Scope and Content Note
The papers of Florence Jaffray Hurst Harriman (1870-1967) span the years 1857-1982 with the bulk of the material dating from 1910 to 1960. The papers are organized in the following series: Personal Correspondence, Oslo Correspondence, Subject Files (in two chronological sections), Speech and Article File, Miscellany, and Additions.
The Personal Correspondence primarily contains family correspondence. The Oslo Correspondence series, 1937-1940, pertains to Harriman's service as the United States minister to Norway, a post she had to abandon following the Nazi invasion of Norway in 1940.
The rest of the papers contain a wide variety of material reflecting Harriman's broad interests and activities throughout her long and vigorous life. She was a member of the U.S. Commission on Industrial Relations, 1913-1916, and chairman of the U.S. National Defense Advisory Commission's Committee on Women in Industry, 1917-1919. She worked on behalf of world peace organizations and for the League of Nations. She helped organize and then served as director of the American Red Cross Women's Motor Corps in France during World War I. She cofounded the Colony Club in New York City and the Woman's National Democratic Club in Washington, D.C. Harriman became one of Washington's great hostesses, regularly having Sunday evening dinner parties for the politically well-connected at her home. Late in life, Harriman worked on behalf of home rule for the District of Columbia. Material is lacking on her service, 1906-1918, as a member of the board of managers of the Bedford Reformatory for Women in New York.

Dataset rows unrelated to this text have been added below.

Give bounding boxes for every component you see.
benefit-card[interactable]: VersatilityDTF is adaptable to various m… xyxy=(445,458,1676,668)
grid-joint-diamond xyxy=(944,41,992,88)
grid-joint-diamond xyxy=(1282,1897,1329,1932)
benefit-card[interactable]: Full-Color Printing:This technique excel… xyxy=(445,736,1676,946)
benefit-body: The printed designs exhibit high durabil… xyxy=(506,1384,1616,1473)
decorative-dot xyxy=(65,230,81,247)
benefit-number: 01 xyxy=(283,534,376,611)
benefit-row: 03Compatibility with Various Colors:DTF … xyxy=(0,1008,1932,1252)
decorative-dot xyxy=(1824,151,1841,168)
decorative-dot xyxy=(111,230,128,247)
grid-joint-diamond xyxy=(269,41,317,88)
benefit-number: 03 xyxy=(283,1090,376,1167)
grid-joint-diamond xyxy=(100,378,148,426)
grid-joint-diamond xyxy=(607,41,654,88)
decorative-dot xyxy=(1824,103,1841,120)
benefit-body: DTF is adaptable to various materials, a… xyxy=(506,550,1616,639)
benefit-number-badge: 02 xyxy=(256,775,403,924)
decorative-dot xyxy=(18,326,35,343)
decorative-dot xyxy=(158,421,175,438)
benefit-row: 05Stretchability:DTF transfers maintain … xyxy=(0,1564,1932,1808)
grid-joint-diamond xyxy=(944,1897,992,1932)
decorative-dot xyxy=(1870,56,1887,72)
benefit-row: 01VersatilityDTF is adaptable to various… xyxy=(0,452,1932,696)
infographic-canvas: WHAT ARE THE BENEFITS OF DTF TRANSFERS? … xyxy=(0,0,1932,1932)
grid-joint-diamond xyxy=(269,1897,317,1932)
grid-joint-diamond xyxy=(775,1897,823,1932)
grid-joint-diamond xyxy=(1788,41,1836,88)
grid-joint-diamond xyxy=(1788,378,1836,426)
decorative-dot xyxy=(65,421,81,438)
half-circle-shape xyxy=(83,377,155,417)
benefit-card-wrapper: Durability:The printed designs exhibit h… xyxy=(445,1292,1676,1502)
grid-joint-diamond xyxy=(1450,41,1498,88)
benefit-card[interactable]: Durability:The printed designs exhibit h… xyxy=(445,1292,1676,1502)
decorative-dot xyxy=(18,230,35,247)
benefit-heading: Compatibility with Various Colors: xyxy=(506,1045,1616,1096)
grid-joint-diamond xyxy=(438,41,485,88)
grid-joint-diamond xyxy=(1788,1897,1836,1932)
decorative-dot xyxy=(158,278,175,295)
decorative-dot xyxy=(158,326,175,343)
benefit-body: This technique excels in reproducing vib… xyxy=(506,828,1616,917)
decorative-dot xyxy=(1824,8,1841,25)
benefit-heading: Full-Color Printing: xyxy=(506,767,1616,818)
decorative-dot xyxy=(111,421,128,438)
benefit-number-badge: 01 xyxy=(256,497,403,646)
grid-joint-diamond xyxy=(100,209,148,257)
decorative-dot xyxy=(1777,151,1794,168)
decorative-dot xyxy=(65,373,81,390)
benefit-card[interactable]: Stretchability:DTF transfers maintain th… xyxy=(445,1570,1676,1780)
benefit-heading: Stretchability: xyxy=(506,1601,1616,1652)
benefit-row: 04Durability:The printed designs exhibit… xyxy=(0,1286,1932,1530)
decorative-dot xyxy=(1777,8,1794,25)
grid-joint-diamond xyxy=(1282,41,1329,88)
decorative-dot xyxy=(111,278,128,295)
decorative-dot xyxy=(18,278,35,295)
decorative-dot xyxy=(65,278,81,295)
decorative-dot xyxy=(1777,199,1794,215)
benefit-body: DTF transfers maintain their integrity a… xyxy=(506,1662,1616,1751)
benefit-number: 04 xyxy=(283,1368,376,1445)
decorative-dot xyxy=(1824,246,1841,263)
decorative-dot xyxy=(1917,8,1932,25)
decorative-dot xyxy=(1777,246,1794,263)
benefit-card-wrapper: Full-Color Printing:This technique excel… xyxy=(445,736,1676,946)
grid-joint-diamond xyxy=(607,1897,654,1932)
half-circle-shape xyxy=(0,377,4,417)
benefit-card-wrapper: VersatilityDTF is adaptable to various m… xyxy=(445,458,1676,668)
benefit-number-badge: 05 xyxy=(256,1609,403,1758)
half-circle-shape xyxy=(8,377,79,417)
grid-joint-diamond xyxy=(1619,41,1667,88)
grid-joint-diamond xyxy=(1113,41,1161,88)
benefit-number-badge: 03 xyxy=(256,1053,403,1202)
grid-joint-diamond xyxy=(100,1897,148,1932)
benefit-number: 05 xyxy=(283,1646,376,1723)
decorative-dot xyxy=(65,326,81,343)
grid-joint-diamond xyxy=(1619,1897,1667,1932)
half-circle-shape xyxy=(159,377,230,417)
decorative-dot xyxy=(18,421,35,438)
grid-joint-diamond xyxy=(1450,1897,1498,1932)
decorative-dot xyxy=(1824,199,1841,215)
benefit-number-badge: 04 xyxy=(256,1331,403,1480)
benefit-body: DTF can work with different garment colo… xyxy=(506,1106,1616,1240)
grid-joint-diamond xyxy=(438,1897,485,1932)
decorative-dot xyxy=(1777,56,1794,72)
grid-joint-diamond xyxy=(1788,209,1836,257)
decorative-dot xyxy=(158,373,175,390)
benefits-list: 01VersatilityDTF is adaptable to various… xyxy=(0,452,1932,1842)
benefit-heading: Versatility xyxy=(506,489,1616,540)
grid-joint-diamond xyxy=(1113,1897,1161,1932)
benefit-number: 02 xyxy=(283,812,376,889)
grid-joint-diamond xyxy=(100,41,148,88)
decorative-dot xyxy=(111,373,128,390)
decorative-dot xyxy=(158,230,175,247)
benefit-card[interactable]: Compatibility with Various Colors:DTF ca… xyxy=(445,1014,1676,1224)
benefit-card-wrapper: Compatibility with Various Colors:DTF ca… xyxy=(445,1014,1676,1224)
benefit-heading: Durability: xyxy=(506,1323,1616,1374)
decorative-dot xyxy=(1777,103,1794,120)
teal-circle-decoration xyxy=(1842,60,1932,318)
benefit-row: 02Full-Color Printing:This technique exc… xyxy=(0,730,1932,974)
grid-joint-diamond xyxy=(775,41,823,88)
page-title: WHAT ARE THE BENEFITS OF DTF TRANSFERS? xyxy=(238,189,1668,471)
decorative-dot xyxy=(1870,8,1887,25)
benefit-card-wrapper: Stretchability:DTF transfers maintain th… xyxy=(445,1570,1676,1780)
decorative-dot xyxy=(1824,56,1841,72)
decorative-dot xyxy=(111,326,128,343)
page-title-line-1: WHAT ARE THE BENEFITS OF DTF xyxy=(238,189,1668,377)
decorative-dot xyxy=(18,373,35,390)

Notable correspondents include Bernard M. Baruch, Irving Berlin, Albert Einstein, Duke Ellington, Helen Hayes, Cordell Hull, Harold L. Ickes, Estes Kefauver, Archibald Macleish, George C. Marshall, Claude Pepper, John J. Pershing, Eleanor Roosevelt, Franklin D. Roosevelt, Harry S. Truman, Oswald Garrison Villard, and Wendell L. Wilkie.
Addition I contains correspondence and an autograph album. The correspondence is primarily professional and pertains to Harriman's political activities and involvement in social reform movements as well as her service as minister to Norway. The autograph album contains notes signed by many notable people, including William Gibbs McAdoo, John J. Pershing, and Woodrow Wilson. Also in the album is a pencil drawing with watercolor by the Dutch cartoonist Louis Raemaekers.
Addition II includes a scrapbook, correspondence, speeches and writings, transcripts of radio broadcasts, news clippings, and photographs. The scrapbook, which documents Harriman's work in Woodrow Wilson's 1912 presidential campaign, is available on microfilm only. Correspondence from William Gibbs McAdoo and John J. Pershing document the close personal relationship Harriman had with both of these men. Other notable correspondents in Addition II include Franklin D. Roosevelt, Edith Bolling Galt Wilson, and Woodrow Wilson.